Lámina del Libro de Urizen, de William Blake (1795). El acto de la creación del cosmos temporal, en lugar de ser presentado como un acto de generosidad, se convierte en el error -cercano al horror- que nos aparta de los Eternos. 


La sospecha de que falta algo en este mundo temporal que se muestra al alcance de nuestros cuerpos vivientes y que les afecta hasta despojarlos de sus fuerzas y llevarlos a la muerte; la sospecha de que esta cadena de carambolas de causas y efectos que llamamos “la vida” no puede ir en serio -a la vista de su funcionamiento a veces decepcionante o desesperante-, o por más decir, la sospecha de que su existencia como un curso temporal de acontecimientos sin rumbo es la consecuencia de una deformación imitativa, monstruosa, de algo perdido que sólo ha recibido en reflejos, es también la experiencia de “enajenación frente al mundo” que de manera seminal y sencilla se expresa en ese sentir que a veces nos embarga frente a lo que sucede y nos sucede, llevándonos a afirmar “esto tiene que ser una broma” -como, por otro lado, le ocurre al aspirante a cómico que se transforma en el Joker de La broma asesina. Esta misma sospecha viene de la mano con la convicción de que el carácter chapucero, ajeno a nuestra esperanza y hasta cruel del funcionamiento del mundo, sólo se explica porque “tiene que haber algo más… la vida no puede ser sólo esto… ¿no?”. A partir de aquí, en una experiencia que no sabemos si tenemos que ver como un susurro de otro o como una conclusión propia derivada del descreimiento, se nos invita a sumarnos a la gnosis, que desde el siglo II ha sido la perpetua sombra de la Iglesia católica, y ha dado lugar a movimientos levantiscos como la herejía cátara y no se sabe a cuántos colegios secretos de los modernos y los re-modernos (que no postmodernos), con atrevidas afirmaciones de los tiempos de Simón Mago sobre la vida de Jesucristo ahora remozadas en folletines como la novela El códice Da Vinci, de cuyo autor prefiero no tener que acordarme.
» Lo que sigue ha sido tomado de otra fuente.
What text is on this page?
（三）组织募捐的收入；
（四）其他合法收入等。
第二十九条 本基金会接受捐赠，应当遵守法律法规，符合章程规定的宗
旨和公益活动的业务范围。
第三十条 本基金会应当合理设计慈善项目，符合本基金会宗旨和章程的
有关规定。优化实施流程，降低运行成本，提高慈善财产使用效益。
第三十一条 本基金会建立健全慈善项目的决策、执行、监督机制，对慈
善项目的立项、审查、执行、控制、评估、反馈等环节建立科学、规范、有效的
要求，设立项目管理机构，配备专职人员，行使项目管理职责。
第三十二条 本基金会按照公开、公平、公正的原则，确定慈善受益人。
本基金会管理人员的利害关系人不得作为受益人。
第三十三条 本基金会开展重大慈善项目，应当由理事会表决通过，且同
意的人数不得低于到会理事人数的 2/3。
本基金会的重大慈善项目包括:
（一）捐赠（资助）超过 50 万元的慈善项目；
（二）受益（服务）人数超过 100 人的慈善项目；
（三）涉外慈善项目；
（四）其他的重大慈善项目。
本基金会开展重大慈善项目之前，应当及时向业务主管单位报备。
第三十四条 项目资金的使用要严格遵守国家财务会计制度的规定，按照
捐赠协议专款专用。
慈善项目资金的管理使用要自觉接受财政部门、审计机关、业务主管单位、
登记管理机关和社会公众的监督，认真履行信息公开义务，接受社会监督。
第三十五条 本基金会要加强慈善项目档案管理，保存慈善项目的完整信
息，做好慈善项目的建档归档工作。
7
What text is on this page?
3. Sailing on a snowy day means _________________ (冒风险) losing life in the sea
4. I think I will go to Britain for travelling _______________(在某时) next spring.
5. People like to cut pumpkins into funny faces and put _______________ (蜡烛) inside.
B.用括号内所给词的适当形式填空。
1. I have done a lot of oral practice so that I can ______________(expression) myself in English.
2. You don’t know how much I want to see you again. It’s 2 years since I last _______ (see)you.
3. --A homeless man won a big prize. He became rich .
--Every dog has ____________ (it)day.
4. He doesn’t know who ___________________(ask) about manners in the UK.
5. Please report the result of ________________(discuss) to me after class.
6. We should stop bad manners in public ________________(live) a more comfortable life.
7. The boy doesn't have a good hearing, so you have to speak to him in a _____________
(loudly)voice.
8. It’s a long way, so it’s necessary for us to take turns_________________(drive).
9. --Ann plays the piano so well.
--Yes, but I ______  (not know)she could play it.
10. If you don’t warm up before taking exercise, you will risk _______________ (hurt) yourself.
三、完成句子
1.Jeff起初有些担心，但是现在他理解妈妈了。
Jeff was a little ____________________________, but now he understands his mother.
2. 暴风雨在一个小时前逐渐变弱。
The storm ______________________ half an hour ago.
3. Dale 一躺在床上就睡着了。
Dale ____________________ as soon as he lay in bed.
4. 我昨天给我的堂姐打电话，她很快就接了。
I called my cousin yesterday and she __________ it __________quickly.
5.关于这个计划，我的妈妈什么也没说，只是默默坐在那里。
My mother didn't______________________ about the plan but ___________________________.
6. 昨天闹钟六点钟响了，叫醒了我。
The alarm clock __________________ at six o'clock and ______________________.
Pero, al margen de cualquier desarrollo doctrinal posterior, lo que ha de compartir cualquier gnosis paracristiana es una sospecha feroz: la sospecha de que lo temporal nos es ajeno. En suma: , se pone en ejercicio una idea negativa de la temporalidad, que invierte el valor de nuestro existir, de nuestro “ser en el tiempo” y de la Creación en general: el Dios-Yahvé que sostiene nuestro mundo “real” se convierte en un Demiurgo impostor, y toda su creación en una trampa o campo de concentración para nuestra parte espiritual, un escenario de diseño que nos intenta convencer, como el propio Dr. Manhattan, de que “no hay otra cosa más allá de partes extra partes, girando y trasladándose en el tiempo”.

 

El Joker de La broma asesina: la explicación de por qué existen monstruos como él no tiene que ver con lo que haya pasado, sino con la mera posibilidad de que el mal pueda, de una manera u otra, darle la vuelta a la vida de un hombre inocente. La realidad no sólo queda desacreditada desde el punto del vista moral por la mera existencia del mal, sino que además queda desacreditada desde el punto de vista ontológico. Ya no se trata, como hubiese dicho un seguidor de Kant, de renunciar a confundir “la cosa en sí” con el objeto posible del conocimiento: se trata de que, si hubiera una “cosa en sí”, ésta sería ya un aborto óntico, un producto monstruoso digno de exhibición en un circo que no merece en sí mismo nuestra atención, puesto que está apartado de la fuerza originaria de la vida, por haber sido simplemente una falsificación de aquello otro, eterno y en principio innombrable que se perdió, y que según los gnósticos, sólo puede recobrarse al evitar la trampa del mundo existente (en el tiempo).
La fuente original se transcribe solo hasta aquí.